姫
彼女はまさに生まれた時から「姫」であった。
王と王妃の間に生まれた彼女の可愛らしさを人々は口々に褒め称えた。
それは決してお世辞ではなく見るもの全ての心を奪うほど彼女の可愛らしさは素晴らしかった。
そして彼女が成長するに連れてその愛らしさは美しさに変わっていった。
ひとつ歳を取るごとに彼女の容姿は洗練されていき、18歳を迎える頃にはその美しさが諸外国の噂になったほどだった。
やがて自然な流れで同じ年頃の王子がいる国々から結婚の話が舞い込むようになった。
彼女の生まれた国は大陸の端に位置する小国であり、持ち込まれた縁談はどれも魅力的な話に思えた。
結婚によって大国の王族と親類になり同盟関係を結ぶことができれば、国としても周辺国からの脅威に怯えなくて済むようになるというわけだ。
王と王妃は数多くの縁談話から条件の良い物を幾つかを見繕い、娘に勧めてみた。
ところが彼女の返事は意外なものだった。
「お父様、お母様、私は誰のところにも嫁ぐつもりはありません。ずっとこの国に居たいのです」
「なんだと? いや、しかし、それでは……。おお、そうじゃ! それならばどこかの国の第二王子か第三王子を婿に迎えるというのはどうじゃ? それならば国を出る必要はない」
「いいえ、お父様。私は結婚自体したくないのです。どうかお許しください」
それから王と王妃がいくら説得しても、姫の決意が変わることはなかった。
国の命運が左右されることであり、本来なら姫個人の我儘が許されることではなかったが、美しき姫は国民の間でも絶大な人気があり、彼女の「誰とも結婚しない」という宣言は大多数の国民に支持されることとなった。
それから数年後、大きな戦争が起きた。
国は大国のひとつに占領され姫は囚われ人質の身となった。しかし彼女のあまりの美しさに心を奪われたその国の王は人質とは思えないほど丁重に彼女を迎えた。

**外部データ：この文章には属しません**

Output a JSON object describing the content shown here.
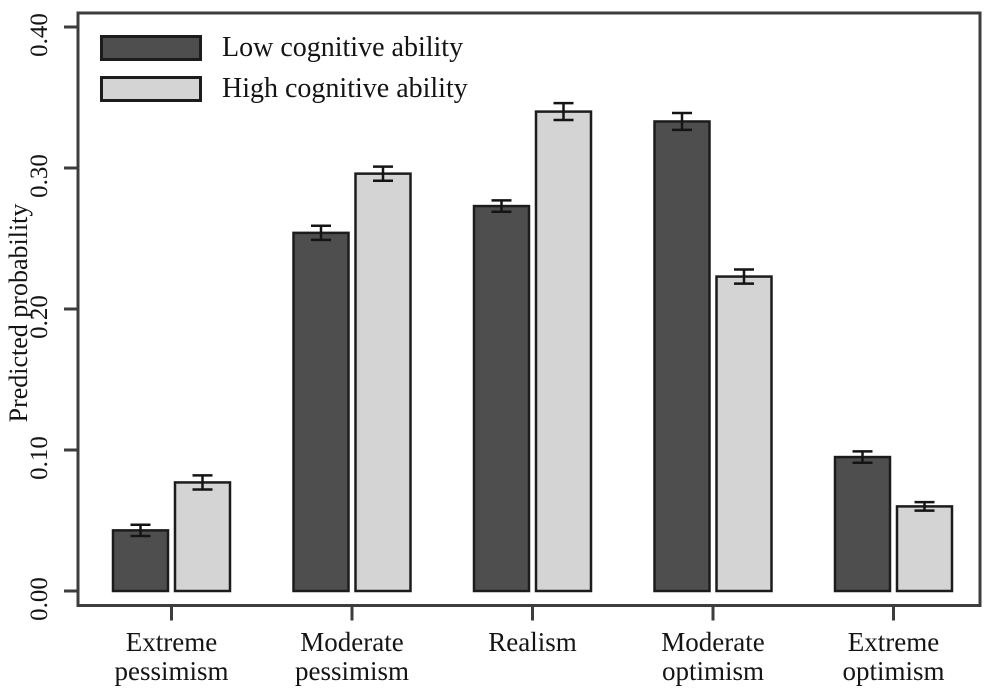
{
  "chart_data": {
    "type": "bar",
    "title": "",
    "xlabel": "",
    "ylabel": "Predicted probability",
    "ylim": [
      0.0,
      0.4
    ],
    "yticks": [
      0.0,
      0.1,
      0.2,
      0.3,
      0.4
    ],
    "ytick_labels": [
      "0.00",
      "0.10",
      "0.20",
      "0.30",
      "0.40"
    ],
    "grid": false,
    "legend_position": "top-left",
    "error_bars": true,
    "categories": [
      "Extreme pessimism",
      "Moderate pessimism",
      "Realism",
      "Moderate optimism",
      "Extreme optimism"
    ],
    "category_label_lines": [
      [
        "Extreme",
        "pessimism"
      ],
      [
        "Moderate",
        "pessimism"
      ],
      [
        "Realism"
      ],
      [
        "Moderate",
        "optimism"
      ],
      [
        "Extreme",
        "optimism"
      ]
    ],
    "series": [
      {
        "name": "Low cognitive ability",
        "color": "#4e4e4e",
        "values": [
          0.043,
          0.254,
          0.273,
          0.333,
          0.095
        ],
        "errors": [
          0.004,
          0.005,
          0.004,
          0.006,
          0.004
        ]
      },
      {
        "name": "High cognitive ability",
        "color": "#d4d4d4",
        "values": [
          0.077,
          0.296,
          0.34,
          0.223,
          0.06
        ],
        "errors": [
          0.005,
          0.005,
          0.006,
          0.005,
          0.003
        ]
      }
    ]
  },
  "style_colors": {
    "bar_border": "#1c1c1c",
    "frame": "#3d3d3d",
    "text": "#141414",
    "error_bar": "#141414",
    "background": "#ffffff"
  }
}
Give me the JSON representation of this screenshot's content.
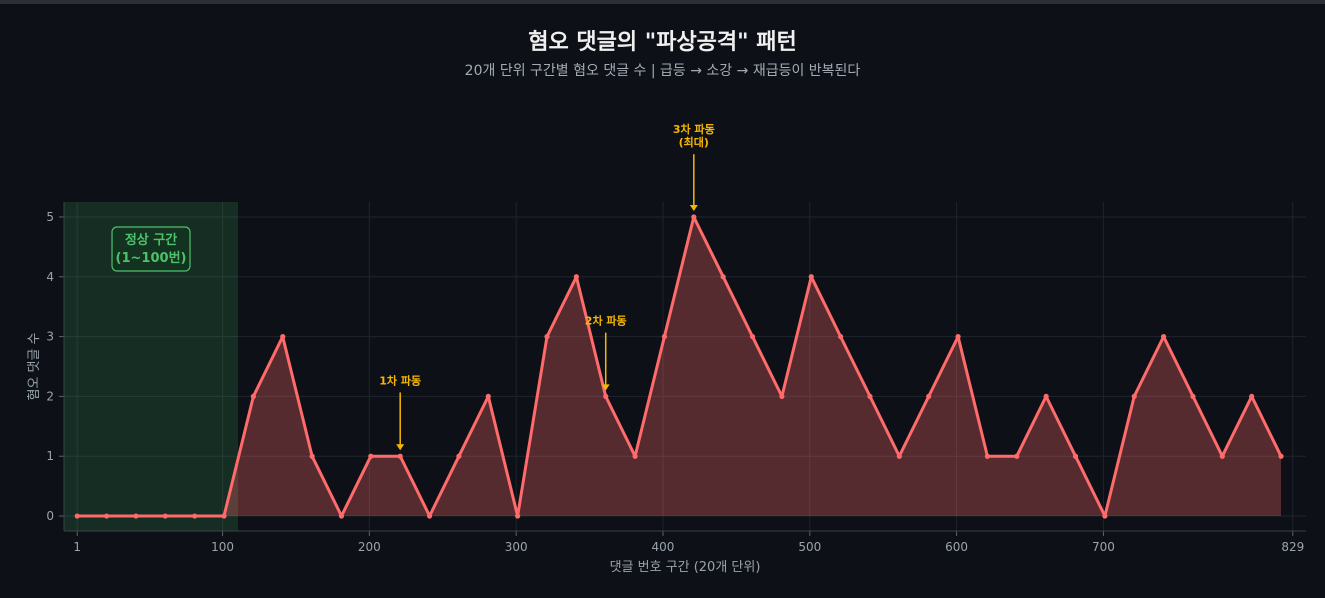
{
  "chart_data": {
    "type": "line",
    "title": "혐오 댓글의 \"파상공격\" 패턴",
    "subtitle": "20개 단위 구간별 혐오 댓글 수 | 급등 → 소강 → 재급등이 반복된다",
    "xlabel": "댓글 번호 구간 (20개 단위)",
    "ylabel": "혐오 댓글 수",
    "xlim": [
      -8,
      838
    ],
    "ylim": [
      -0.25,
      5.25
    ],
    "x_ticks": [
      1,
      100,
      200,
      300,
      400,
      500,
      600,
      700,
      829
    ],
    "y_ticks": [
      0,
      1,
      2,
      3,
      4,
      5
    ],
    "grid": true,
    "series": [
      {
        "color": "#ff6b6b",
        "x": [
          1,
          21,
          41,
          61,
          81,
          101,
          121,
          141,
          161,
          181,
          201,
          221,
          241,
          261,
          281,
          301,
          321,
          341,
          361,
          381,
          401,
          421,
          441,
          461,
          481,
          501,
          521,
          541,
          561,
          581,
          601,
          621,
          641,
          661,
          681,
          701,
          721,
          741,
          761,
          781,
          801,
          821
        ],
        "values": [
          0,
          0,
          0,
          0,
          0,
          0,
          2,
          3,
          1,
          0,
          1,
          1,
          0,
          1,
          2,
          0,
          3,
          4,
          2,
          1,
          3,
          5,
          4,
          3,
          2,
          4,
          3,
          2,
          1,
          2,
          3,
          1,
          1,
          2,
          1,
          0,
          2,
          3,
          2,
          1,
          2,
          1
        ]
      }
    ],
    "highlight_region": {
      "x_start": 1,
      "x_end": 101,
      "label_line1": "정상 구간",
      "label_line2": "(1~100번)",
      "color": "#4cc26a"
    },
    "annotations": [
      {
        "lines": [
          "1차 파동"
        ],
        "x": 221,
        "y": 1,
        "text_y": 2.2
      },
      {
        "lines": [
          "2차 파동"
        ],
        "x": 361,
        "y": 2,
        "text_y": 3.2
      },
      {
        "lines": [
          "3차 파동",
          "(최대)"
        ],
        "x": 421,
        "y": 5,
        "text_y": 6.4
      }
    ]
  }
}
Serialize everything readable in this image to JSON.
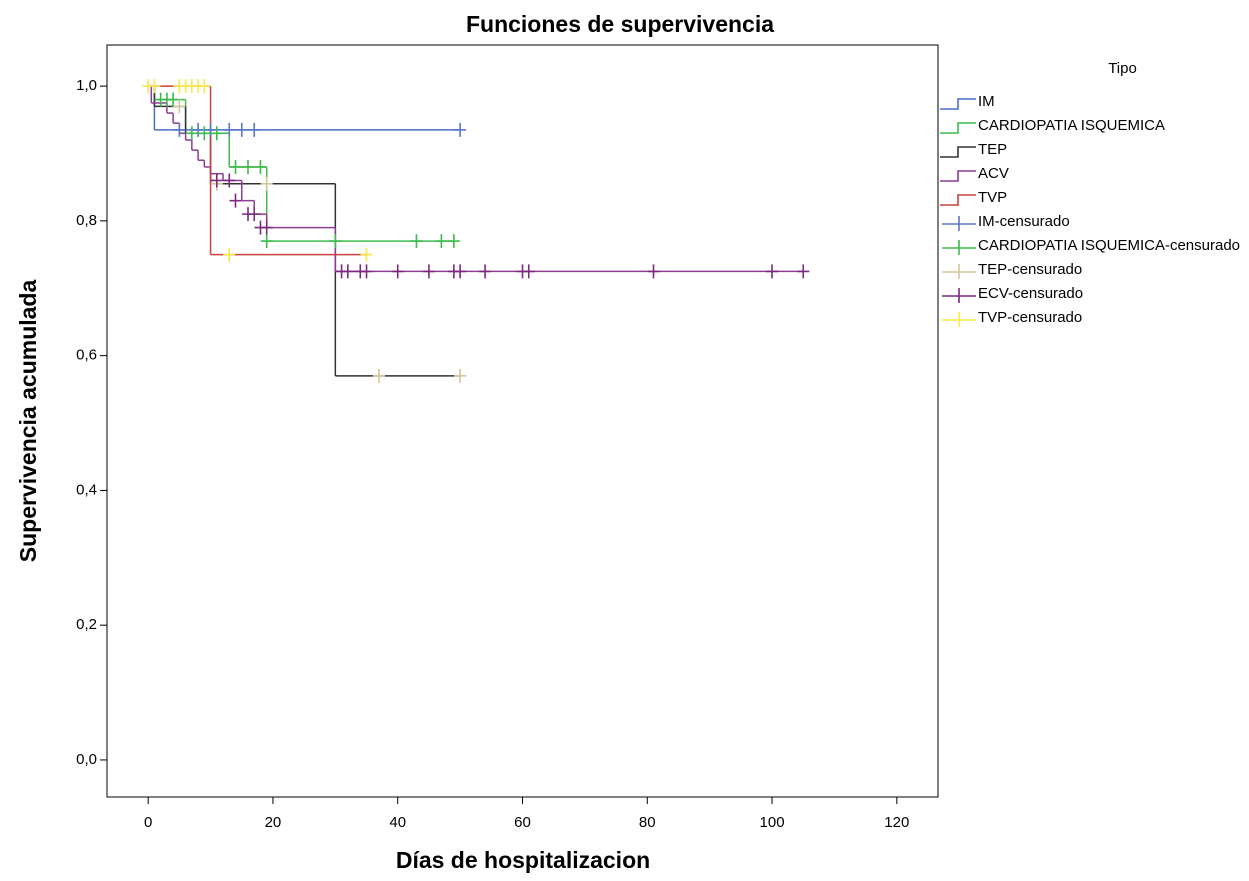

王は国を解放するのと引き換えに自分の妻になれと彼女に持ちかけた。
しかし彼女の答えはこれまでと変わらなかった。
自分は何があろうと誰かのものになるつもりはない。
そう答えた彼女の真っ直ぐな眼に吸い込まれた王はその中にある星空のような煌めきの渦に畏怖のような感情を抱いた。
この方は……、私がどうこう出来るようなお方ではない……。
王は無礼な願いをしたことを侘び、彼女の身の安全と姫としての生活を保証すると誓いを立てた。
それから何度も何度も戦争が起きた。
彼女はそのたびに国から国にその身を移すこととなった。建前としては人質だったが、その扱いはどの国でも手厚いものだった。
いつしか姫は「女神」と呼ばれるようになり、「彼女を手にした国には繁栄が訪れる」という伝説さえ生まれた。
その結果、いつの間にか原因と結果が入れ替わり、彼女を巡って争いが起きるようになってしまった。
それでも彼女は自ら主張することはなく、ただ静かに毅然と「姫」としてあり続けた。
幾つかの国が滅び、幾つかの国が生まれ、とても長い年月が過ぎた。
そして年老いた女神は生まれ故郷から遠く離れた地で静かに眠りについた。
生涯独身であったという。
葬儀には国を問わず多くの要人たちが駆け付けた。
彼女は生まれながらの「姫」であり、そして最後まで「姫」で在り続けたのだ。